American India Pale Ale
– East Coast I.P.A. – The American IPA is a different soul from the reincarnated IPA style. More flavorful than the withering English IPA, color can range from very pale golden to reddish amber. Hops are typically American with a big herbal and / or citric character, bitterness is high as well. Moderate to medium bodied with a balancing malt backbone.

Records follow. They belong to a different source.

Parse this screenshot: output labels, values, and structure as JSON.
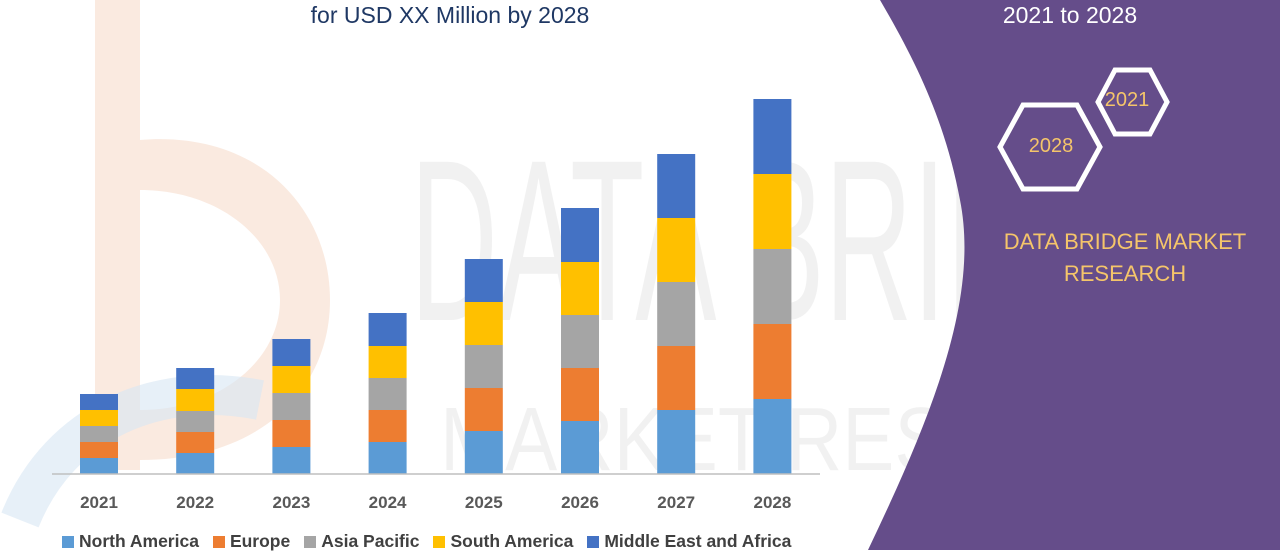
{
  "chart_data": {
    "type": "bar",
    "stacked": true,
    "title": "for USD XX Million by 2028",
    "categories": [
      "2021",
      "2022",
      "2023",
      "2024",
      "2025",
      "2026",
      "2027",
      "2028"
    ],
    "series": [
      {
        "name": "North America",
        "color": "#5b9bd5",
        "values": [
          16,
          21,
          27,
          32,
          43,
          53,
          64,
          75
        ]
      },
      {
        "name": "Europe",
        "color": "#ed7d31",
        "values": [
          16,
          21,
          27,
          32,
          43,
          53,
          64,
          75
        ]
      },
      {
        "name": "Asia Pacific",
        "color": "#a5a5a5",
        "values": [
          16,
          21,
          27,
          32,
          43,
          53,
          64,
          75
        ]
      },
      {
        "name": "South America",
        "color": "#ffc000",
        "values": [
          16,
          22,
          27,
          32,
          43,
          53,
          64,
          75
        ]
      },
      {
        "name": "Middle East and Africa",
        "color": "#4472c4",
        "values": [
          16,
          21,
          27,
          33,
          43,
          54,
          64,
          75
        ]
      }
    ],
    "ylim": [
      0,
      380
    ],
    "grid": false,
    "legend_position": "bottom"
  },
  "panel": {
    "period": "2021 to 2028",
    "hex_start": "2021",
    "hex_end": "2028",
    "brand": "DATA BRIDGE MARKET RESEARCH",
    "background_color": "#654d8a",
    "accent_color": "#f5c56a"
  },
  "watermark": {
    "text": "DATA BRIDGE",
    "subtext": "MARKET RESEARCH"
  }
}
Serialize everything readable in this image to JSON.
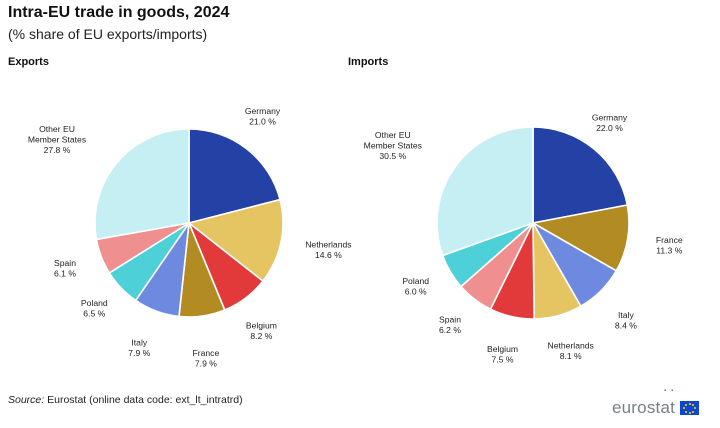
{
  "header": {
    "title": "Intra-EU trade in goods, 2024",
    "subtitle": "(% share of EU exports/imports)"
  },
  "panels": [
    {
      "title": "Exports"
    },
    {
      "title": "Imports"
    }
  ],
  "chart_data": [
    {
      "type": "pie",
      "title": "Exports",
      "unit": "%",
      "slices": [
        {
          "label": "Germany",
          "value": 21.0,
          "display": "21.0 %",
          "color": "#2441a6"
        },
        {
          "label": "Netherlands",
          "value": 14.6,
          "display": "14.6 %",
          "color": "#e5c462"
        },
        {
          "label": "Belgium",
          "value": 8.2,
          "display": "8.2 %",
          "color": "#e23a3a"
        },
        {
          "label": "France",
          "value": 7.9,
          "display": "7.9 %",
          "color": "#b28c22"
        },
        {
          "label": "Italy",
          "value": 7.9,
          "display": "7.9 %",
          "color": "#6e8ae0"
        },
        {
          "label": "Poland",
          "value": 6.5,
          "display": "6.5 %",
          "color": "#4dd0d7"
        },
        {
          "label": "Spain",
          "value": 6.1,
          "display": "6.1 %",
          "color": "#ef8f8f"
        },
        {
          "label": "Other EU\nMember States",
          "value": 27.8,
          "display": "27.8 %",
          "color": "#c5eff2"
        }
      ]
    },
    {
      "type": "pie",
      "title": "Imports",
      "unit": "%",
      "slices": [
        {
          "label": "Germany",
          "value": 22.0,
          "display": "22.0 %",
          "color": "#2441a6"
        },
        {
          "label": "France",
          "value": 11.3,
          "display": "11.3 %",
          "color": "#b28c22"
        },
        {
          "label": "Italy",
          "value": 8.4,
          "display": "8.4 %",
          "color": "#6e8ae0"
        },
        {
          "label": "Netherlands",
          "value": 8.1,
          "display": "8.1 %",
          "color": "#e5c462"
        },
        {
          "label": "Belgium",
          "value": 7.5,
          "display": "7.5 %",
          "color": "#e23a3a"
        },
        {
          "label": "Spain",
          "value": 6.2,
          "display": "6.2 %",
          "color": "#ef8f8f"
        },
        {
          "label": "Poland",
          "value": 6.0,
          "display": "6.0 %",
          "color": "#4dd0d7"
        },
        {
          "label": "Other EU\nMember States",
          "value": 30.5,
          "display": "30.5 %",
          "color": "#c5eff2"
        }
      ]
    }
  ],
  "footer": {
    "source_label": "Source:",
    "source_text": " Eurostat (online data code: ext_lt_intratrd)",
    "logo_text": "eurostat"
  }
}
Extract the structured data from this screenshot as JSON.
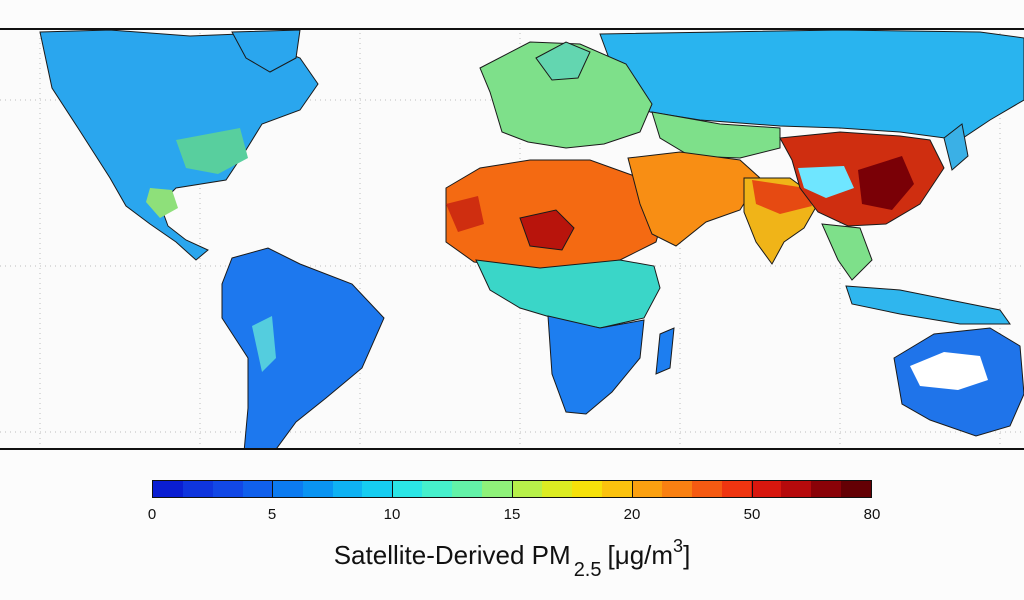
{
  "colorbar": {
    "ticks": [
      "0",
      "5",
      "10",
      "15",
      "20",
      "50",
      "80"
    ],
    "colors": [
      "#0a1ed2",
      "#0f35de",
      "#1248e6",
      "#1060ec",
      "#0c7bf0",
      "#0a94f2",
      "#0fb2f3",
      "#16cdf1",
      "#2be6e6",
      "#46f0cc",
      "#63f2a8",
      "#8ff27a",
      "#b7f04a",
      "#dcec22",
      "#f6e10a",
      "#fbc20e",
      "#fba010",
      "#f98012",
      "#f55a12",
      "#ef3510",
      "#d8170e",
      "#b60a0c",
      "#8a0208",
      "#640004"
    ],
    "title_main": "Satellite-Derived PM",
    "title_sub": "2.5",
    "title_unit_pre": "[μg/m",
    "title_unit_sup": "3",
    "title_unit_post": "]"
  },
  "map": {
    "regions": [
      {
        "name": "North America",
        "color": "#2aa6ee"
      },
      {
        "name": "South America",
        "color": "#1d78ee"
      },
      {
        "name": "Europe",
        "color": "#7ee08a"
      },
      {
        "name": "Russia",
        "color": "#29b4ef"
      },
      {
        "name": "Sahara",
        "color": "#f46a12"
      },
      {
        "name": "Sahel",
        "color": "#b8140c"
      },
      {
        "name": "Middle East",
        "color": "#f88e14"
      },
      {
        "name": "India",
        "color": "#f0b418"
      },
      {
        "name": "China",
        "color": "#cf2e10"
      },
      {
        "name": "Central Africa",
        "color": "#3ad6c8"
      },
      {
        "name": "Southern Africa",
        "color": "#1d7ef0"
      },
      {
        "name": "Australia",
        "color": "#1f74ea"
      }
    ]
  }
}
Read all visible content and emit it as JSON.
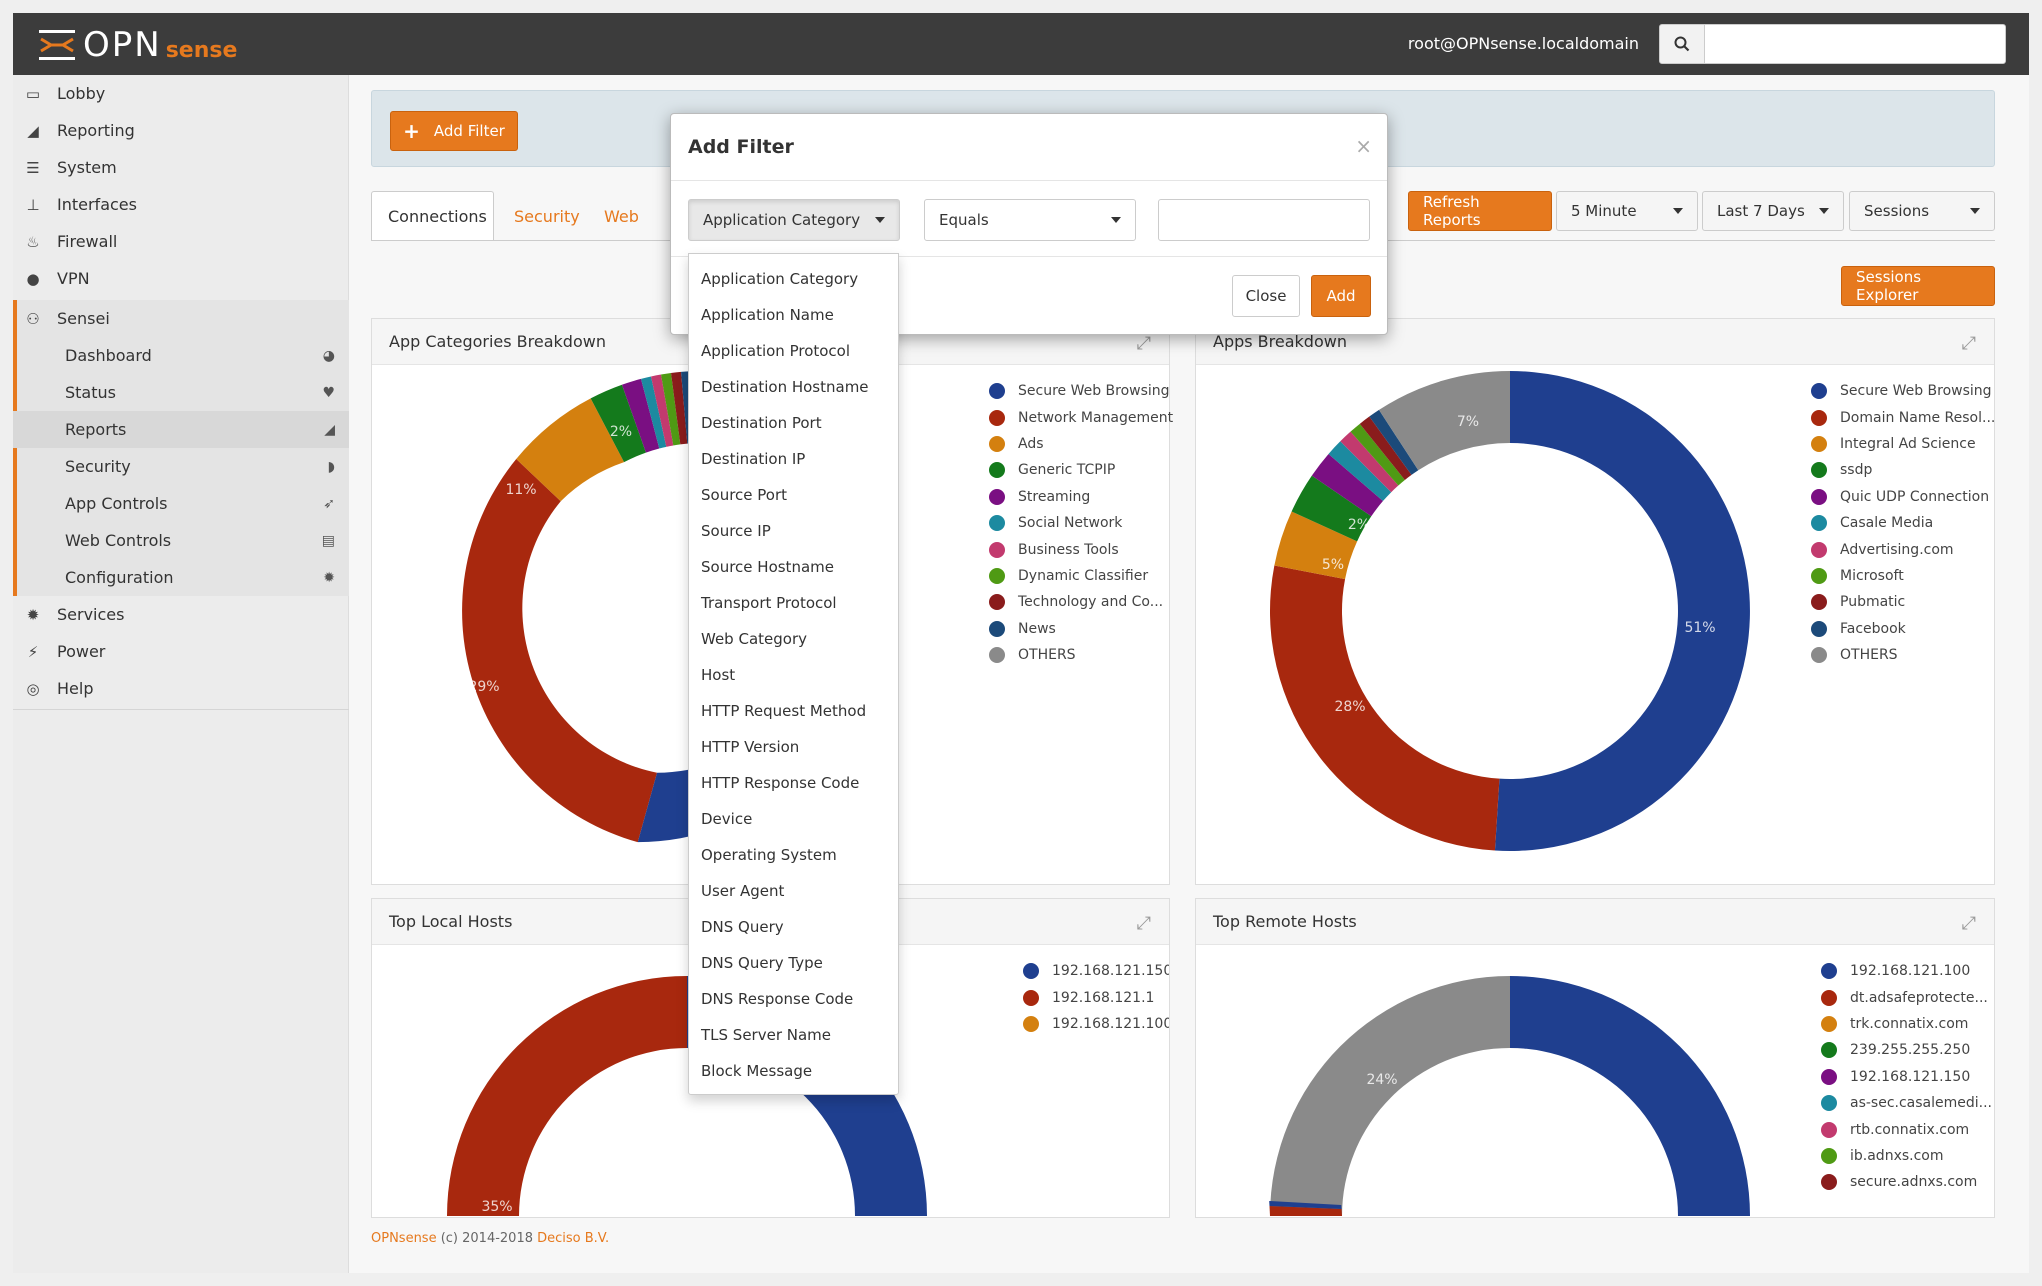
{
  "header": {
    "logo_opn": "OPN",
    "logo_sense": "sense",
    "user": "root@OPNsense.localdomain",
    "search_placeholder": ""
  },
  "sidebar": {
    "items": [
      {
        "label": "Lobby",
        "icon": "laptop-icon"
      },
      {
        "label": "Reporting",
        "icon": "area-chart-icon"
      },
      {
        "label": "System",
        "icon": "server-icon"
      },
      {
        "label": "Interfaces",
        "icon": "sitemap-icon"
      },
      {
        "label": "Firewall",
        "icon": "fire-icon"
      },
      {
        "label": "VPN",
        "icon": "globe-icon"
      },
      {
        "label": "Sensei",
        "icon": "binoculars-icon"
      }
    ],
    "sensei_sub": [
      {
        "label": "Dashboard",
        "icon": "dashboard-icon"
      },
      {
        "label": "Status",
        "icon": "heartbeat-icon"
      },
      {
        "label": "Reports",
        "icon": "area-chart-icon"
      },
      {
        "label": "Security",
        "icon": "shield-icon"
      },
      {
        "label": "App Controls",
        "icon": "paper-plane-icon"
      },
      {
        "label": "Web Controls",
        "icon": "browser-icon"
      },
      {
        "label": "Configuration",
        "icon": "gear-icon"
      }
    ],
    "bottom_items": [
      {
        "label": "Services",
        "icon": "cogs-icon"
      },
      {
        "label": "Power",
        "icon": "plug-icon"
      },
      {
        "label": "Help",
        "icon": "lifebuoy-icon"
      }
    ]
  },
  "filter_bar": {
    "add_filter": "Add Filter"
  },
  "tabs": [
    "Connections",
    "Security",
    "Web"
  ],
  "toolbar": {
    "refresh": "Refresh Reports",
    "interval": "5 Minute",
    "range": "Last 7 Days",
    "metric": "Sessions",
    "explorer": "Sessions Explorer"
  },
  "panels": {
    "app_categories": {
      "title": "App Categories Breakdown",
      "legend": [
        {
          "label": "Secure Web Browsing",
          "color": "#1f3f8f"
        },
        {
          "label": "Network Management",
          "color": "#a8280e"
        },
        {
          "label": "Ads",
          "color": "#d4800f"
        },
        {
          "label": "Generic TCPIP",
          "color": "#147a1c"
        },
        {
          "label": "Streaming",
          "color": "#7a0f82"
        },
        {
          "label": "Social Network",
          "color": "#1c8aa0"
        },
        {
          "label": "Business Tools",
          "color": "#c23a6e"
        },
        {
          "label": "Dynamic Classifier",
          "color": "#4f9a14"
        },
        {
          "label": "Technology and Co...",
          "color": "#8a1c1c"
        },
        {
          "label": "News",
          "color": "#1c4a7a"
        },
        {
          "label": "OTHERS",
          "color": "#8a8a8a"
        }
      ],
      "labels": [
        "11%",
        "2%",
        "29%"
      ]
    },
    "apps": {
      "title": "Apps Breakdown",
      "legend": [
        {
          "label": "Secure Web Browsing",
          "color": "#1f3f8f"
        },
        {
          "label": "Domain Name Resol...",
          "color": "#a8280e"
        },
        {
          "label": "Integral Ad Science",
          "color": "#d4800f"
        },
        {
          "label": "ssdp",
          "color": "#147a1c"
        },
        {
          "label": "Quic UDP Connection",
          "color": "#7a0f82"
        },
        {
          "label": "Casale Media",
          "color": "#1c8aa0"
        },
        {
          "label": "Advertising.com",
          "color": "#c23a6e"
        },
        {
          "label": "Microsoft",
          "color": "#4f9a14"
        },
        {
          "label": "Pubmatic",
          "color": "#8a1c1c"
        },
        {
          "label": "Facebook",
          "color": "#1c4a7a"
        },
        {
          "label": "OTHERS",
          "color": "#8a8a8a"
        }
      ],
      "labels": [
        "51%",
        "28%",
        "5%",
        "2%",
        "7%"
      ]
    },
    "local_hosts": {
      "title": "Top Local Hosts",
      "legend": [
        {
          "label": "192.168.121.150",
          "color": "#1f3f8f"
        },
        {
          "label": "192.168.121.1",
          "color": "#a8280e"
        },
        {
          "label": "192.168.121.100",
          "color": "#d4800f"
        }
      ],
      "labels": [
        "35%"
      ]
    },
    "remote_hosts": {
      "title": "Top Remote Hosts",
      "legend": [
        {
          "label": "192.168.121.100",
          "color": "#1f3f8f"
        },
        {
          "label": "dt.adsafeprotecte...",
          "color": "#a8280e"
        },
        {
          "label": "trk.connatix.com",
          "color": "#d4800f"
        },
        {
          "label": "239.255.255.250",
          "color": "#147a1c"
        },
        {
          "label": "192.168.121.150",
          "color": "#7a0f82"
        },
        {
          "label": "as-sec.casalemedi...",
          "color": "#1c8aa0"
        },
        {
          "label": "rtb.connatix.com",
          "color": "#c23a6e"
        },
        {
          "label": "ib.adnxs.com",
          "color": "#4f9a14"
        },
        {
          "label": "secure.adnxs.com",
          "color": "#8a1c1c"
        }
      ],
      "labels": [
        "24%"
      ]
    }
  },
  "footer": {
    "brand": "OPNsense",
    "text": " (c) 2014-2018 ",
    "company": "Deciso B.V."
  },
  "modal": {
    "title": "Add Filter",
    "field_selected": "Application Category",
    "operator_selected": "Equals",
    "value": "",
    "close_label": "Close",
    "add_label": "Add",
    "options": [
      "Application Category",
      "Application Name",
      "Application Protocol",
      "Destination Hostname",
      "Destination Port",
      "Destination IP",
      "Source Port",
      "Source IP",
      "Source Hostname",
      "Transport Protocol",
      "Web Category",
      "Host",
      "HTTP Request Method",
      "HTTP Version",
      "HTTP Response Code",
      "Device",
      "Operating System",
      "User Agent",
      "DNS Query",
      "DNS Query Type",
      "DNS Response Code",
      "TLS Server Name",
      "Block Message"
    ]
  },
  "colors": {
    "accent": "#e6791e",
    "topbar": "#3c3c3c"
  }
}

– West Coast I.P.A. – a more “dank” version of the East Coast I.P.A., usually highlighting northwest hop varieties.
Belgian India Pale Ale
Inspired by the American India Pale Ale (IPA) and Double IPA, more and more Belgian brewers are brewing hoppy pale colored ales. Various malts are used, but the beers of the style are finished with Belgian yeast strains (bottle-conditioned) and the hops employed tend to be American. You’ll generally find a cleaner bitterness vs. American styles, and a pronounced dry edge (very Belgian), often akin to an IPA crossed with a Belgian Tripel. Alcohol by volume is on the high side. Many examples are quite cloudy, and feature tight lacing, excellent retention, and fantastic billowy heads that mesmerize
Wet/Fresh Hop India Pale Ale
Brewed with and/or fermented/conditioned with fresh hops straight off the vine and into to brewing vessel.
Imperial India Pale Ale
Take an India Pale Ale and feed it steroids, ergo the term Double IPA. Although open to the same interpretation as its sister styles, you should expect something robust, malty, alcoholic and with a hop profile that might rip your tongue out. The Imperial usage comes from Russian Imperial stout, a style of strong stout originally brewed in England for the Russian Imperial Court of the late 1700s; though Double IPA is often the preferred name.
White India Pale Ale
White I.P.A. is a beer that mixes the hop-character of an American I.P.A. with the wheat base and spice additions of the Belgian Wit.
Red India Pale Ale
American red ale brewed at a higher strength and hopped like an IPA. Typically, redder in color than an IPA, with deep ruby hues.
Wild India Pale Ale
An I.P.A. that goes through primary, secondary or other fermentation with wild yeast.
Black India Pale Ale
Technically, the style has already been named and defined by the Brewers Association as the American-style black ale. It is essentially an IPA brewed with the addition of dark specialty malts, resulting in a dark brown to black I.P.A .with a hint of roasted malt flavor.
Rye India Pale Ale
I.P.A. brewed with the addition of rye as a noticeable ingredient.
Saison India Pale Ale
I.P.A. fermented with Saison ale yeast. The Saison is a very complex style; many are very fruity in the aroma and flavor. Look for earthy yeast tones, mild to moderate tartness. Lots of spice and with a medium bitterness. They tend to be semi-dry with many only having touch of sweetness.
India Pale Lager
I.P.A. fermented with lager yeast. This smooth beer is fermented cold and slow providing for a clean platform to showcase the hops.
Double India Pale Lager
A higher alcohol version of an I.P.A. fermented with lager yeast. This smooth beer is fermented cold and slow.